Some programmers make a liberal use of "passing by reference" (v. "passing by value") a variable when referring to passing a pointer to it (v. its value) to a function. This is common language in a C environment, where there's also no pass by ref (quick example: [0]). I'm guilty of this myself.
It's possible that this may create confusion to other people more familiar with, for example, the C++ concept of passing by reference which is passing an actual reference (v. "passing a pointer").
I'm still confused and I've been working in various languages for 15 years.
If I pass a java object to a function, I'm passing a (probably) 8-byte pointer to some memory with a class tag, fields, whatever. It goes on the stack just like an 8 byte long.
In languages that support pointers more directly, I'm doing the same thing, maybe minus the class tag in the pointed-to memory. Address is in an 8 byte type, put it on the stack and access the pointed-to struct in your new frame.
Yet I've seen interview questions about whether you're "passing by reference" or "passing a reference by value" like there's some big meaningful difference and one answer is wrong.
I don't get it.
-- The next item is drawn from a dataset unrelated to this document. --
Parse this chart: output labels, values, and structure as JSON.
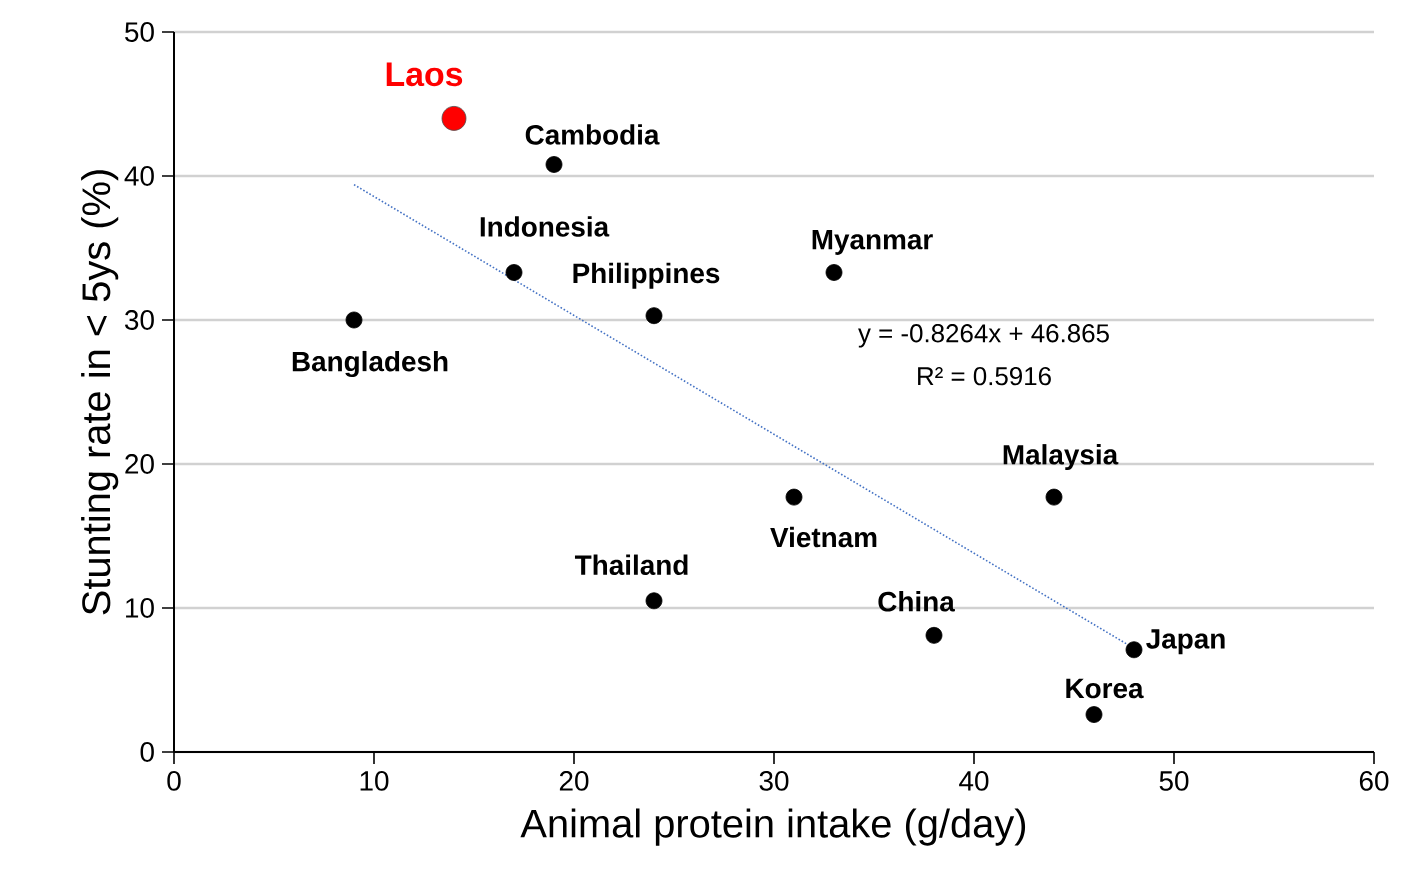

Is this just one of those nerd arguments where we're debating semantics for the sake of it?
In all of those cases, you're probably passing a reference by value, semantically. ("Probably", because you didn't specify which languages, so I'm making an educated guess.)
The usual litmus test is having two objects (or ints or whatever), write a fn `swap(a, b)` where the two are swapped after the call is over. Can't do that in Java or Go or Python or C; but you can in e.g. C++ and you sorta-can in Lisp. In C++, you'd see int& (or whatever) show up in the arguments of swap().
Yep. "Reference type" is a confused and overloaded term, so I prefer to say "pass-by-reference" when I meant int& and "pass-as-reference" (or the, in my opinion confused and confusing, pass-by-object, if that's helpful to the listener).
Yes. It's about swapping the arguments. With a struct or an array or a pointer or whatever, you're not swapping the arguments themselves; but the fact that there are so many things that do something slightly similar probably illustrates the limited utility of pass-by-reference.
It's possible that this may create confusion to other people more familiar with, for example, the C++ concept of passing by reference which is passing an actual reference (v. "passing a pointer").